The following statements can help you create alternate meanings for those past actions and experiences that could trigger guilt. One at a time, this process will help you change your thoughts in order to remove the guilt. Call the following statements to mind when you find yourself having unproductive thoughts or mulling over past actions unnecessarily.

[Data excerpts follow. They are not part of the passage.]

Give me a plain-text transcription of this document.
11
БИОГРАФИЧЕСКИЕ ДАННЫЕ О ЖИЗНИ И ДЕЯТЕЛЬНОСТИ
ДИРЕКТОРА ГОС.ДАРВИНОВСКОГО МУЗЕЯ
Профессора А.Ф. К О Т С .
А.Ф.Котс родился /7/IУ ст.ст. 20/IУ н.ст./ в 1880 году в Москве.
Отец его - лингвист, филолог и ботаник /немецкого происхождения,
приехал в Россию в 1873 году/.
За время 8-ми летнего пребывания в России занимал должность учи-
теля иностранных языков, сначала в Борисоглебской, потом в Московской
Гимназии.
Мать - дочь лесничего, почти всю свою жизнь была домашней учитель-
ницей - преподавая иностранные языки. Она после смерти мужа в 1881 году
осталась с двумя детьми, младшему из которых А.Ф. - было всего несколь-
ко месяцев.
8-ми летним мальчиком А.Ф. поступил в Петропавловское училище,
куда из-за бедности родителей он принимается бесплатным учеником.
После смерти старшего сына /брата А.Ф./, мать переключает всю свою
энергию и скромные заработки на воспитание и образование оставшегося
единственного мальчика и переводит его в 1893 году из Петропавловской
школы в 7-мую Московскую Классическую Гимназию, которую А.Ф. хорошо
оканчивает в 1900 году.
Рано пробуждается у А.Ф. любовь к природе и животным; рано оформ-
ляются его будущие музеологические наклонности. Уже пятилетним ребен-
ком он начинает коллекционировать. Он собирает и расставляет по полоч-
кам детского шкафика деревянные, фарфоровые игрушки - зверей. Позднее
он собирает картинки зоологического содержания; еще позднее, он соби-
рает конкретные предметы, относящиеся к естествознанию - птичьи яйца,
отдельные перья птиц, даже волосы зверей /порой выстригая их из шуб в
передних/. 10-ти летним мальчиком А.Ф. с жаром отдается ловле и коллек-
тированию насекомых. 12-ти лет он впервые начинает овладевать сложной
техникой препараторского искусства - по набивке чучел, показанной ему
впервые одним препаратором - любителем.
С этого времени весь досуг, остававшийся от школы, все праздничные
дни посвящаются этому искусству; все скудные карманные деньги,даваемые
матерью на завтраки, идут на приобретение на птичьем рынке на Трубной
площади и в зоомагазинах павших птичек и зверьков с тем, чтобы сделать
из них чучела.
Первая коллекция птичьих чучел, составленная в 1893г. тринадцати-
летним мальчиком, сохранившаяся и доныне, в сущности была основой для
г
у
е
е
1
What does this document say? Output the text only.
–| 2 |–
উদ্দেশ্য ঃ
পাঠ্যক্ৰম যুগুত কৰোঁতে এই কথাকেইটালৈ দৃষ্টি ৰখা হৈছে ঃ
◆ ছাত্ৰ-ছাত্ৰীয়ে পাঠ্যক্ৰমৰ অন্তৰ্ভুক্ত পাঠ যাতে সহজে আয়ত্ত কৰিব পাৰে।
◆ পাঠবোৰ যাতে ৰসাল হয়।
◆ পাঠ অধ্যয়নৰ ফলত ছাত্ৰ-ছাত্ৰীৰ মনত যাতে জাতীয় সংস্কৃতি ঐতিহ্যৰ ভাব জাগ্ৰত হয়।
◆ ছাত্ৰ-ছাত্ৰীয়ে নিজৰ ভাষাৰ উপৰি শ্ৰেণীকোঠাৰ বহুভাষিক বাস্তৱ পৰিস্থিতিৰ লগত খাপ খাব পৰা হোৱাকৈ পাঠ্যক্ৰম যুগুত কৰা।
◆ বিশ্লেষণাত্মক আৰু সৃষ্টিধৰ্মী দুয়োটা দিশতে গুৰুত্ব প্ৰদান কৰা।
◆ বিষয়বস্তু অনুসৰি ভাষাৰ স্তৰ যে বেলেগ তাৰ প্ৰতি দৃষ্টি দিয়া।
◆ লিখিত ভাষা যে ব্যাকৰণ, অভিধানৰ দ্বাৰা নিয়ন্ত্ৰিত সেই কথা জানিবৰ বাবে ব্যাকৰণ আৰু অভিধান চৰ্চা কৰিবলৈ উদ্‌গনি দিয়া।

  • Guilt can be an important learning tool, useful for improving my future. Focus on the lessons learned, knowing that they will make you wiser. For example, if you regret not treating your partner with respect because you have found that by belittling him you have seriously damaged your marriage, that knowledge will make you a wiser partner in the future.
  • Feeling guilty about a past action can help you develop greater empathy because it makes you realize the harm you have caused and how your decisions affect others. Remember that empathy is an important quality that helps you understand others' feelings better. For example, if you feel guilty about offending a friend after drinking excessively, you will be more able to recognize the emotions caused by your actions.
  • You can't change what happened in the past, but you can choose how the past affects the present and the future. For example, you can't change the fact that you didn't pass an exam, but you can make choices that allow you not to relive the same situation in the future.
Eliminate Guilt Step 13
Eliminate Guilt Step 13

Step 4. Recognize the pitfalls of perfection

Trying to achieve perfection in every area of life means creating completely unrealistic expectations. Mistakes are part of life, their purpose is precisely to make us learn. Engage in positive and stimulating activities that give you the opportunity to do your best. Realize that the same mistake that made you feel guilty has allowed you to become a better, more conscientious person.